Celebrating Mama Africa: The Struggle of a Fearless Artist Portrayed in a Bold Theatrical Performance

“If you talk about the legendary singer in South Africa, it’s similar to talking about a sovereign,” remarks Alesandra Seutin. Known as the Empress of African Song, the iconic artist additionally spent time in New York with jazz greats like Miles Davis and Duke Ellington. Beginning as a teenager sent to work to provide for her relatives in Johannesburg, she later served as an envoy for the nation, then Guinea’s official delegate to the UN. An vocal anti-apartheid activist, she was the wife to a activist. This remarkable story and impact inspire Seutin’s latest work, Mimi’s Shebeen, set for its UK premiere.

A Fusion of Movement, Sound, and Narration

The show combines movement, live music, and spoken word in a theatrical piece that isn’t a simple biography but draws on her past, especially her story of exile: after moving to the city in 1959, Makeba was prohibited from her homeland for three decades due to her anti-apartheid stance. Subsequently, she was excluded from the United States after wedding Black Panther activist Stokely Carmichael. The performance resembles a ritual of remembrance, a reimagined memorial – part eulogy, part celebration, some challenge – with the fabulous vocalist Tutu Puoane leading bringing her music to dynamic existence.

Power and poise … Mimi’s Shebeen.

In the country, a informal gathering spot is an unofficial venue for home-brewed liquor and lively conversation, usually presided over by a host. Her parent Christina was a shebeen queen who was detained for producing drinks without permission when Makeba was a newborn. Incapable of covering the penalty, she was incarcerated for half a year, taking her infant with her, which is how her remarkable journey started – just one of the details the choreographer discovered when researching her story. “Numerous tales!” exclaims she, when they met in the city after a performance. Seutin’s father is Belgian and she was raised there before moving to learn and labor in the UK, where she founded her dance group Vocab Dance. Her South African mother would perform her music, such as Pata Pata and Malaika, when Seutin was a youngster, and move along in the home.

Melodies of liberation … Miriam Makeba sings at the venue in 1988.

A ten years back, her parent had the illness and was in medical care in London. “I stopped working for three months to take care of her and she was always requesting Miriam Makeba. She was so happy when we were singing together,” Seutin recalls. “I had so much time to kill at the facility so I began investigating.” In addition to reading about her victorious homecoming to South Africa in the year, after the release of the leader (whom she had encountered when he was a young lawyer in the 1950s), Seutin found that she had been a breast cancer survivor in her youth, that her child Bongi died in childbirth in 1985, and that because of her exile she could not be present at her parent’s memorial. “Observing individuals and you look at their achievements and you overlook that they are struggling like everyone,” states the choreographer.

Creation and Concepts

All these thoughts contributed to the creation of the show (premiered in the city in the year). Fortunately, her parent’s treatment was successful, but the idea for the piece was to celebrate “death, life and mourning”. In this context, Seutin highlights elements of Makeba’s biography like flashbacks, and references more broadly to the idea of uprooting and loss today. Although it’s not explicit in the show, she had in mind a second protagonist, a contemporary version who is a traveler. “And we gather as these alter egos of personas connected to the icon to welcome this young migrant.”
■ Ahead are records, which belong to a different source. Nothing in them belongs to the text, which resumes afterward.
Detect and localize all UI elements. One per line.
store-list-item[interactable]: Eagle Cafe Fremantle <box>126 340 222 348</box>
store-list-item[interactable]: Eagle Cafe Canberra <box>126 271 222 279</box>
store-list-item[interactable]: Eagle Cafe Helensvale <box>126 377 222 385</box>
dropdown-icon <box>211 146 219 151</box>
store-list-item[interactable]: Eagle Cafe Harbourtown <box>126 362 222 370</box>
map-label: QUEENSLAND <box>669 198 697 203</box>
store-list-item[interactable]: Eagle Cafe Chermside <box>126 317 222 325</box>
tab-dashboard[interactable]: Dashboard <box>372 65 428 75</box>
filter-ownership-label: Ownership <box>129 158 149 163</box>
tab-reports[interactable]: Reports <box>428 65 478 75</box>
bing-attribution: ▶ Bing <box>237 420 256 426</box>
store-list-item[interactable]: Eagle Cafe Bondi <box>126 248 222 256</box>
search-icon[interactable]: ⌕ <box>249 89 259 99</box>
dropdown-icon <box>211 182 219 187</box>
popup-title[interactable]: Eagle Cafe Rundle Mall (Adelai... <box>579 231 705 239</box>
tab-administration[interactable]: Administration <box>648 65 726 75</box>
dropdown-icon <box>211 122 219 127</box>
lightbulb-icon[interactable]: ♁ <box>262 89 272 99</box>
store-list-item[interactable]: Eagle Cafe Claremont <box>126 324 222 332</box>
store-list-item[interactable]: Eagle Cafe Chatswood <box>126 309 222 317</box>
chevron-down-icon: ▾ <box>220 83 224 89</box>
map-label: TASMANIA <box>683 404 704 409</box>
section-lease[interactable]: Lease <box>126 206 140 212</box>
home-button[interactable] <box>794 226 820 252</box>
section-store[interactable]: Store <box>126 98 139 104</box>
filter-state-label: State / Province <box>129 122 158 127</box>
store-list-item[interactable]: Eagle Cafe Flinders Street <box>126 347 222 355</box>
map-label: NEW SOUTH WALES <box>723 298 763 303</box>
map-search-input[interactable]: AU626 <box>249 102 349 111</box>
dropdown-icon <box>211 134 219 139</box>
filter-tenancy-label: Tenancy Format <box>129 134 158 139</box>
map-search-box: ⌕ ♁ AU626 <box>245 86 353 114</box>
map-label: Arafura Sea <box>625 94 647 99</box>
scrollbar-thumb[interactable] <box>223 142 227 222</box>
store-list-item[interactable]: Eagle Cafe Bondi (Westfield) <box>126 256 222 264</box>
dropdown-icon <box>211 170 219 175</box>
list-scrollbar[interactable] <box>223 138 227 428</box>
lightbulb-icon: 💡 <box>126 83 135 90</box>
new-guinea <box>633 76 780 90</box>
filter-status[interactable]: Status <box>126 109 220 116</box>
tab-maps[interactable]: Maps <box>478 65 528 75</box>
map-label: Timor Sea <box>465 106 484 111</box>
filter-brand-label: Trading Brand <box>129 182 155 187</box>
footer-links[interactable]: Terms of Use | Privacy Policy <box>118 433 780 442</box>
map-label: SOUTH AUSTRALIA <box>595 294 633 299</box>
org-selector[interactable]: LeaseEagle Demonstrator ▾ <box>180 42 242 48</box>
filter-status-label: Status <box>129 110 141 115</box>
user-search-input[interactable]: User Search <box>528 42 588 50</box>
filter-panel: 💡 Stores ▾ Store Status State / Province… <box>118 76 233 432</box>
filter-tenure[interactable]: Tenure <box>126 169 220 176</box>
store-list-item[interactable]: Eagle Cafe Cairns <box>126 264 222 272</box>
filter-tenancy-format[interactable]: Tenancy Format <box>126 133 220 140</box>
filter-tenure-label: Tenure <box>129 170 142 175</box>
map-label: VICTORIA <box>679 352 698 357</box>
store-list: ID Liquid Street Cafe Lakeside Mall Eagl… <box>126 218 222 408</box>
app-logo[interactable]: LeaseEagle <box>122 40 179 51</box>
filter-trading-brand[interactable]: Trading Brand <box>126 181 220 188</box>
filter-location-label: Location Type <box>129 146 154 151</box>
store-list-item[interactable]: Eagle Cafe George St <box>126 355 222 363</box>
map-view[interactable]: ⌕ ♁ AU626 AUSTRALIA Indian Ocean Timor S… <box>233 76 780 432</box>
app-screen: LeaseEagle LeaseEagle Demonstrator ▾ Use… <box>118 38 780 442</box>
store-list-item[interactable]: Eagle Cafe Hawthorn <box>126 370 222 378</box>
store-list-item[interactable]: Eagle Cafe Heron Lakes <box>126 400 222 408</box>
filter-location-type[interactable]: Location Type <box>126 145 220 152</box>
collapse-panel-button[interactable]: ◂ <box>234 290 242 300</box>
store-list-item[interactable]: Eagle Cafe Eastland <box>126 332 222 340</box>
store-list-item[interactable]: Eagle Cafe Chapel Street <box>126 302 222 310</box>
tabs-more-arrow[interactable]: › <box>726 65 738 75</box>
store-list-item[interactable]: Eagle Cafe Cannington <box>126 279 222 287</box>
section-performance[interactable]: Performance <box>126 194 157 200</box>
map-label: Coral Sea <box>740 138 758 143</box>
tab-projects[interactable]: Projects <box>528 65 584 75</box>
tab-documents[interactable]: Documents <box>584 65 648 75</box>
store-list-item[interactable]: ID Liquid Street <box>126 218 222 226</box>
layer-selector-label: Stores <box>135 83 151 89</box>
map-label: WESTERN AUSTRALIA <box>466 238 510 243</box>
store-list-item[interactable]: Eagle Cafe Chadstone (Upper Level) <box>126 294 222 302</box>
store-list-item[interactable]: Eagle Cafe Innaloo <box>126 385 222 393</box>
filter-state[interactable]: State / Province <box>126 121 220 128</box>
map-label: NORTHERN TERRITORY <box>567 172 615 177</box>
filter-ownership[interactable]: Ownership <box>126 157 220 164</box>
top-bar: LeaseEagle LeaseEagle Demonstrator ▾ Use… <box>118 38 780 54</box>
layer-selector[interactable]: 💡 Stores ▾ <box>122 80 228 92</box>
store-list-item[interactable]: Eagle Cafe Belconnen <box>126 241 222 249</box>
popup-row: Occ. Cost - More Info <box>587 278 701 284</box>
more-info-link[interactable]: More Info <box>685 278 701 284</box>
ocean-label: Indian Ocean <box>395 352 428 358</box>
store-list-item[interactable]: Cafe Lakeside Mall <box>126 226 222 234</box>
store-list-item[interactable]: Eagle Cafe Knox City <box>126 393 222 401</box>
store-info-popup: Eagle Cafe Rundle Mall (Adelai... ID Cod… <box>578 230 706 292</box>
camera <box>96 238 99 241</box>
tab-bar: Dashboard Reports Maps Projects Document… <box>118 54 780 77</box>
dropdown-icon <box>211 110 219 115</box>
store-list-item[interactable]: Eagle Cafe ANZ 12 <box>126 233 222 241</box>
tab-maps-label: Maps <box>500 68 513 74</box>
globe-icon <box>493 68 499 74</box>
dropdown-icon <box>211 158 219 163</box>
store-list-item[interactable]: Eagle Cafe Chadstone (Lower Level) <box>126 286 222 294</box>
Melodies of banishment … performers in Mimi’s Shebeen.

In the show, rather than being inebriated by the shebeen’s home-brew, the multi-talented dancers appear taken over by beat, in harmony with the musicians on stage. Seutin’s dance composition incorporates multiple styles of movement she has absorbed over the time, including from Rwanda, South Africa and Senegal, plus the global performers’ own vocabularies, including street styles like the form.

Honoring strength … the creator.

She was surprised to find that some of the younger, non-South Africans in the cast didn’t already know about the artist. (Makeba died in the year after having a cardiac event on the platform in Italy.) Why should new audiences discover Mama Africa? “I think she would motivate the youth to advocate what they believe in, speaking the truth,” remarks Seutin. “But she did it very gracefully. She’d say something poignant and then perform a lovely melody.” She aimed to adopt the same approach in this production. “Audiences observe movement and hear beautiful songs, an aspect of entertainment, but intertwined with strong messages and instances that resonate. That’s what I respect about Miriam. Because if you are being overly loud, people won’t listen. They retreat. Yet she did it in a manner that you would receive it, and hear it, but still be graced by her talent.”

  • Mimi’s Shebeen is showing in the city, 22-24 October

Andrea Ashley
Andrea Ashley

A seasoned business strategist and tech enthusiast with over a decade of experience in driving organizational success.